The US economy created 194K jobs in September, well below the 490K-500K expected. Furthermore, employment estimates from ADP and weekly jobless claims set up even stronger data, highlighting the contrast between expectation and fact.
However, the FxPro analyst team has mentioned in the emailed comment that not all numbers are weak. The monthly data has been revised up, and the unemployment rate has fallen from 5.2% to 4.8%. The fall in the unemployment rate remains the fastest in the more than 70-year history of this indicator, although job growth missed optimistic short-term hopes.

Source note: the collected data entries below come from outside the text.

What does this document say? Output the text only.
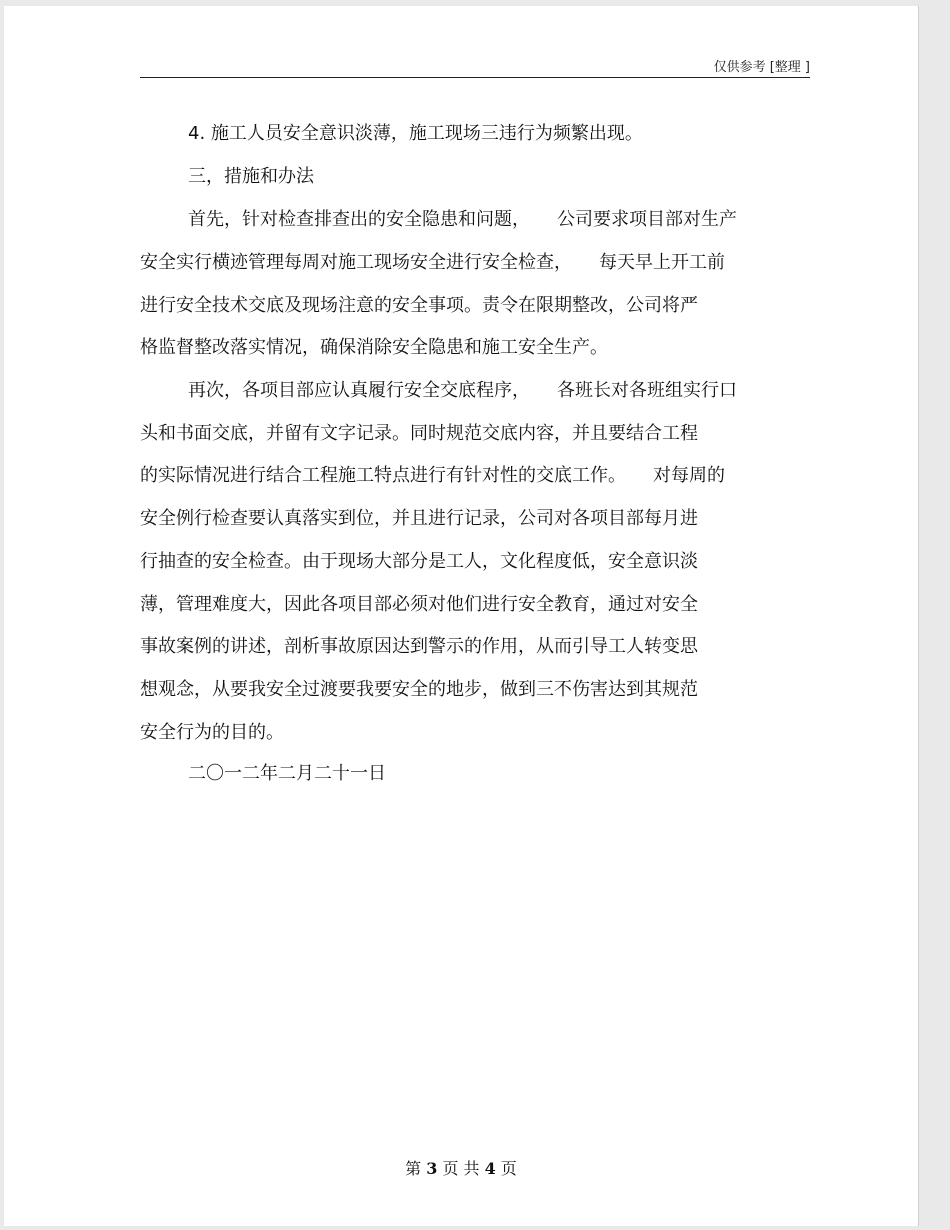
仅供参考 [整理 ]
4. 施工人员安全意识淡薄，施工现场三违行为频繁出现。
三，措施和办法
首先，针对检查排查出的安全隐患和问题，　　公司要求项目部对生产
安全实行横迹管理每周对施工现场安全进行安全检查，　　每天早上开工前
进行安全技术交底及现场注意的安全事项。责令在限期整改，公司将严
格监督整改落实情况，确保消除安全隐患和施工安全生产。
再次，各项目部应认真履行安全交底程序，　　各班长对各班组实行口
头和书面交底，并留有文字记录。同时规范交底内容，并且要结合工程
的实际情况进行结合工程施工特点进行有针对性的交底工作。　　对每周的
安全例行检查要认真落实到位，并且进行记录，公司对各项目部每月进
行抽查的安全检查。由于现场大部分是工人，文化程度低，安全意识淡
薄，管理难度大，因此各项目部必须对他们进行安全教育，通过对安全
事故案例的讲述，剖析事故原因达到警示的作用，从而引导工人转变思
想观念，从要我安全过渡要我要安全的地步，做到三不伤害达到其规范
安全行为的目的。
二〇一二年二月二十一日
第 3 页 共 4 页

The rate of wage growth also remains elevated. Average hourly earnings rose 0.6% month-on-month and 4.6% year-on-year, developing an acceleration. The data suggests that Americans are in no hurry to work even though the unemployment benefit programmes have expired and companies are posting a record number of job openings.

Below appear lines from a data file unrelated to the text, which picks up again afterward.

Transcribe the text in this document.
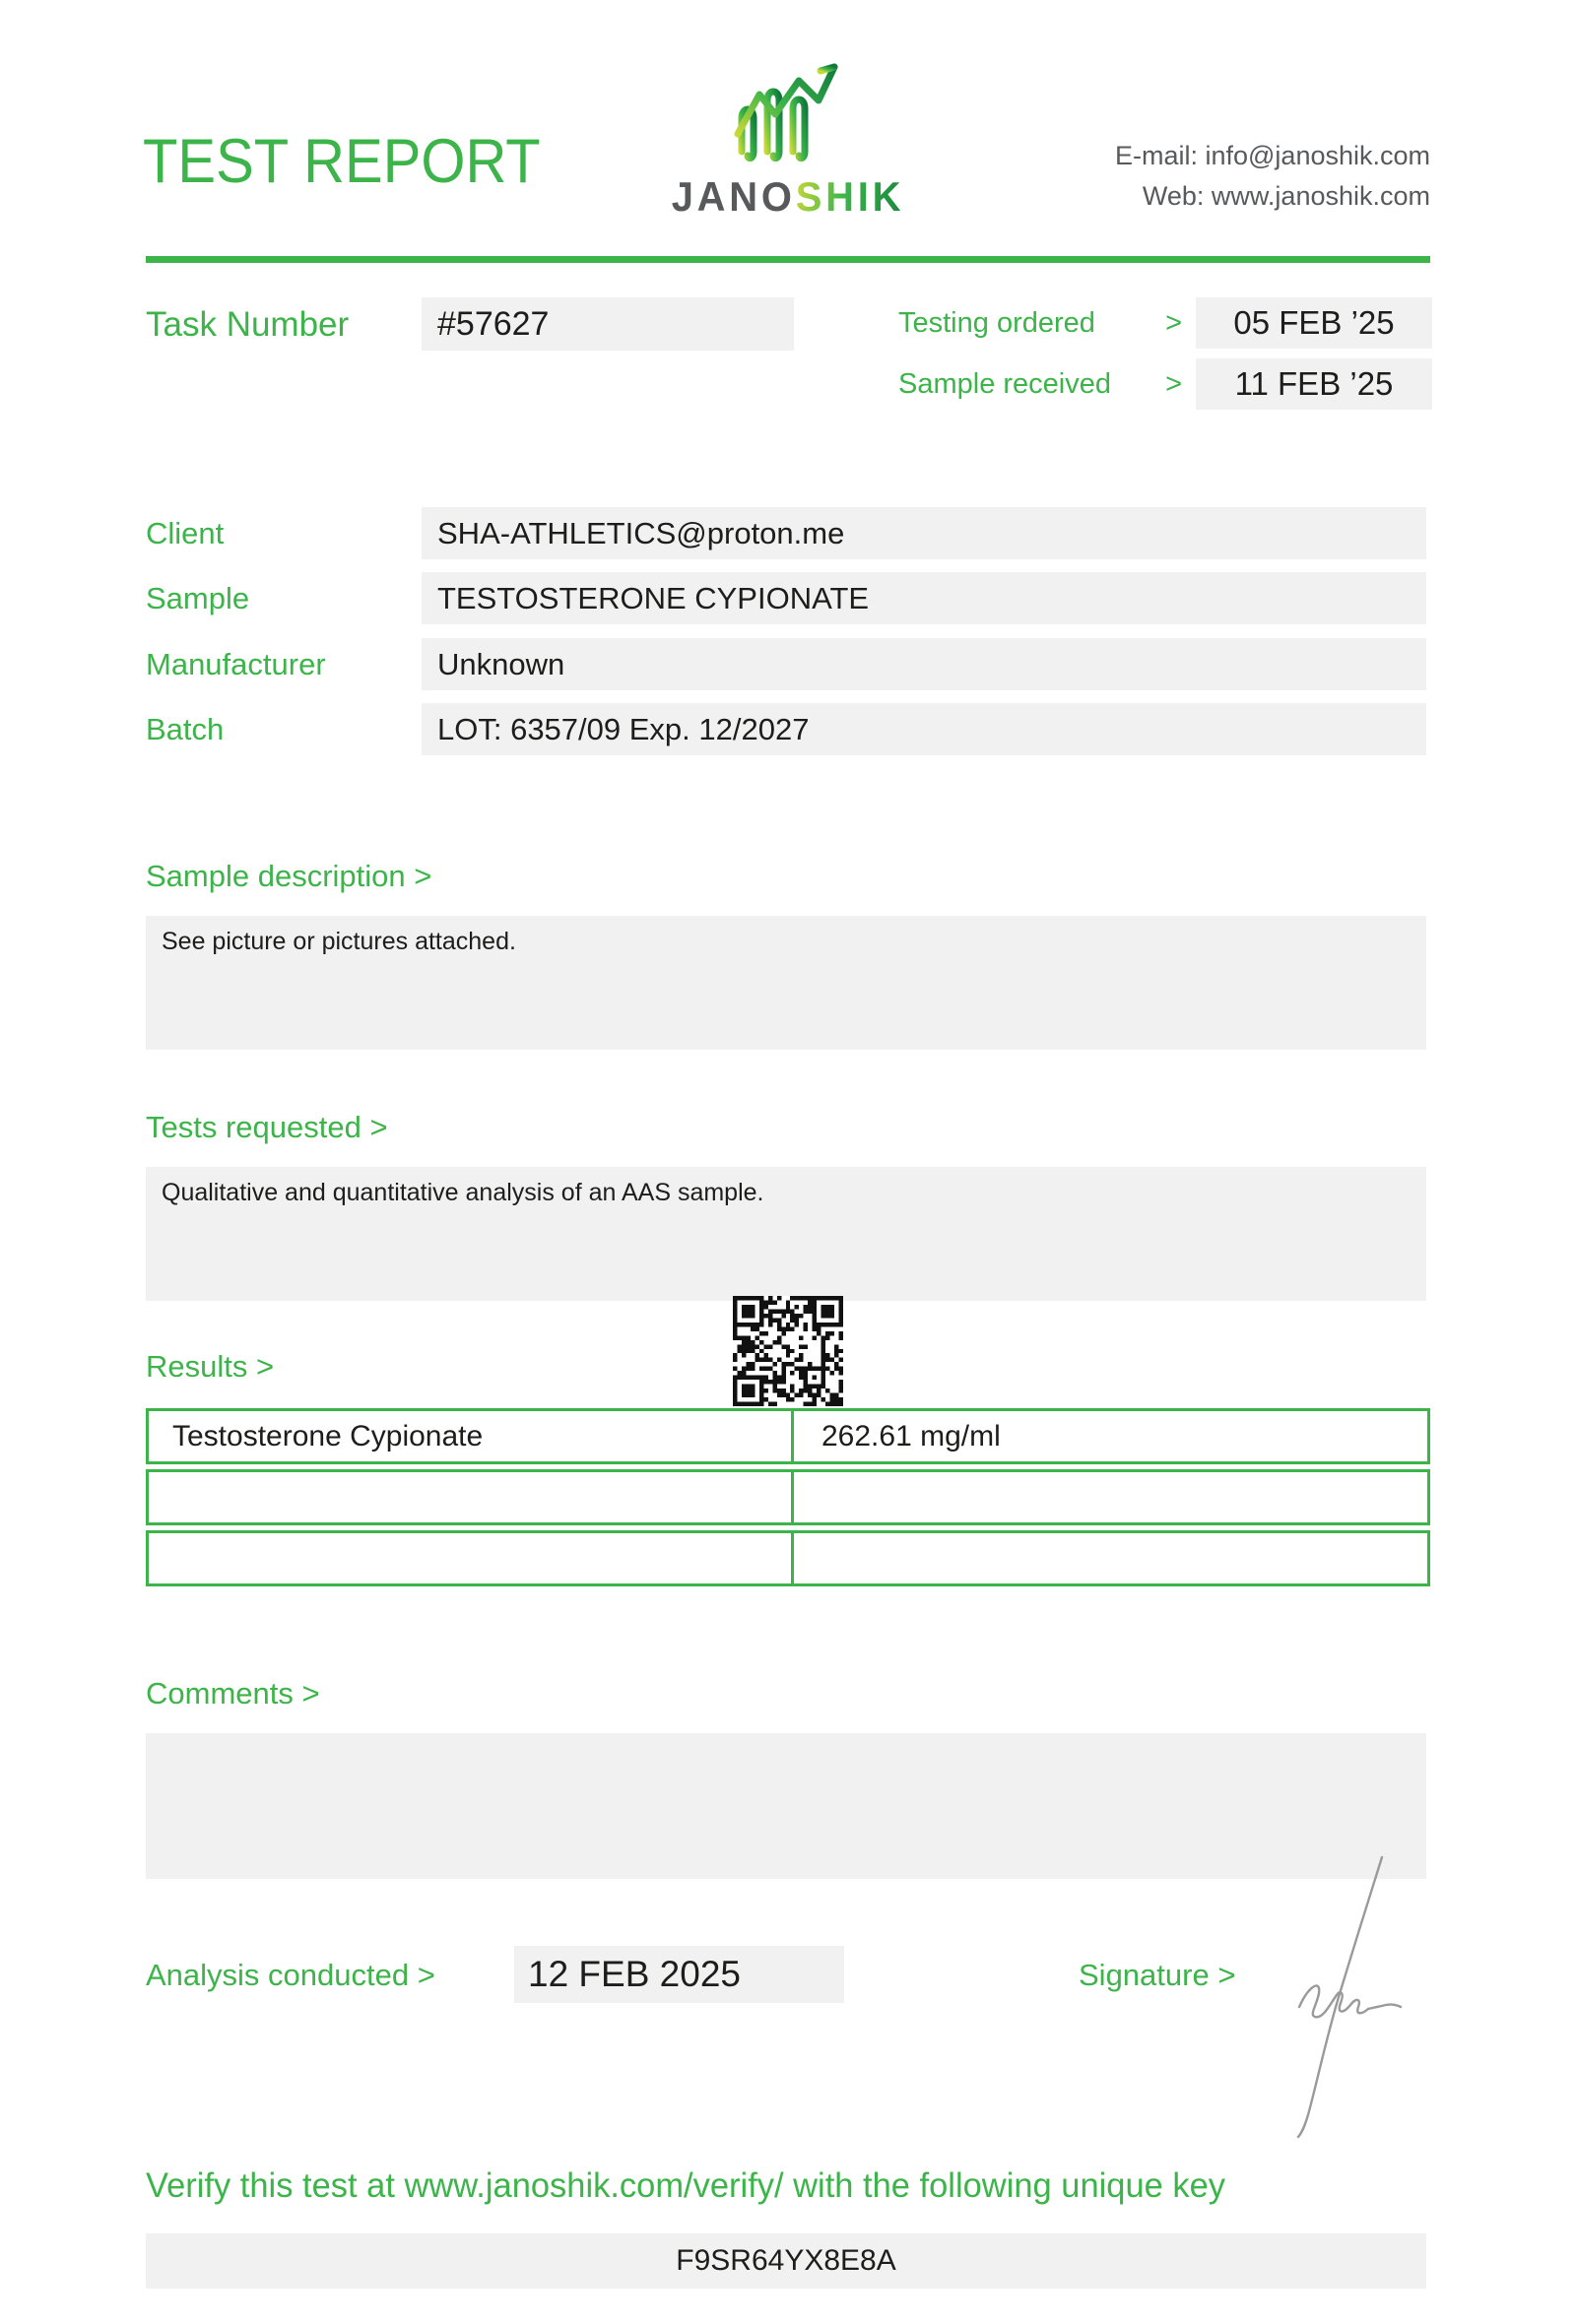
TEST REPORT
JANOSHIK
E-mail: info@janoshik.com
Web: www.janoshik.com
Task Number	#57627	Testing ordered >	05 FEB ’25
Sample received >	11 FEB ’25
Client	SHA-ATHLETICS@proton.me
Sample	TESTOSTERONE CYPIONATE
Manufacturer	Unknown
Batch	LOT: 6357/09 Exp. 12/2027
Sample description >

See picture or pictures attached.

Tests requested >

Qualitative and quantitative analysis of an AAS sample.

Results >
Testosterone Cypionate	262.61 mg/ml
Comments >

Analysis conducted >	12 FEB 2025	Signature >
Verify this test at www.janoshik.com/verify/ with the following unique key
F9SR64YX8E8A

The initial reaction to the monthly jobs report has been pressure on the dollar and strength in equities and precious metals markets. However, the robustness of this reaction should be tested in the coming hours as a more detailed analysis raises doubts that this slowdown will be enough to stop the Fed from starting to roll back QE from November.
The Chinese bourses, which opened after a week-long holiday, are enjoying an influx of buyers on reduced fears of a domino effect from the Evergrande default.
The FxPro analyst team has added that Chinese business activity data were also bullish, marking a return to expansion in services and manufacturing last month after a dip in August. Chinese indexes are gaining about 1% today despite the liquidity squeeze from the PBC - a sign that the market is already seeing an indiscriminate sell-off in Chinese assets as it has been witnessing in previous weeks.
The cautious sentiment in US equity markets, where selling prevailed towards the end of the day, could reflect that the funds prefer the sell-the-growth tactic. The pressure on the S&P500 intensified on the return of the index to its 50-day average. But interestingly, earlier, the European indices (DAX40, FTSE100, and several others) and the Dow Jones found strong buying when they touched the 200-day average. The tug-of-war between bulls and bears is concentrated between these technical levels. Going beyond them could trigger the surrender of one of the sides, causing the start of a powerful trend.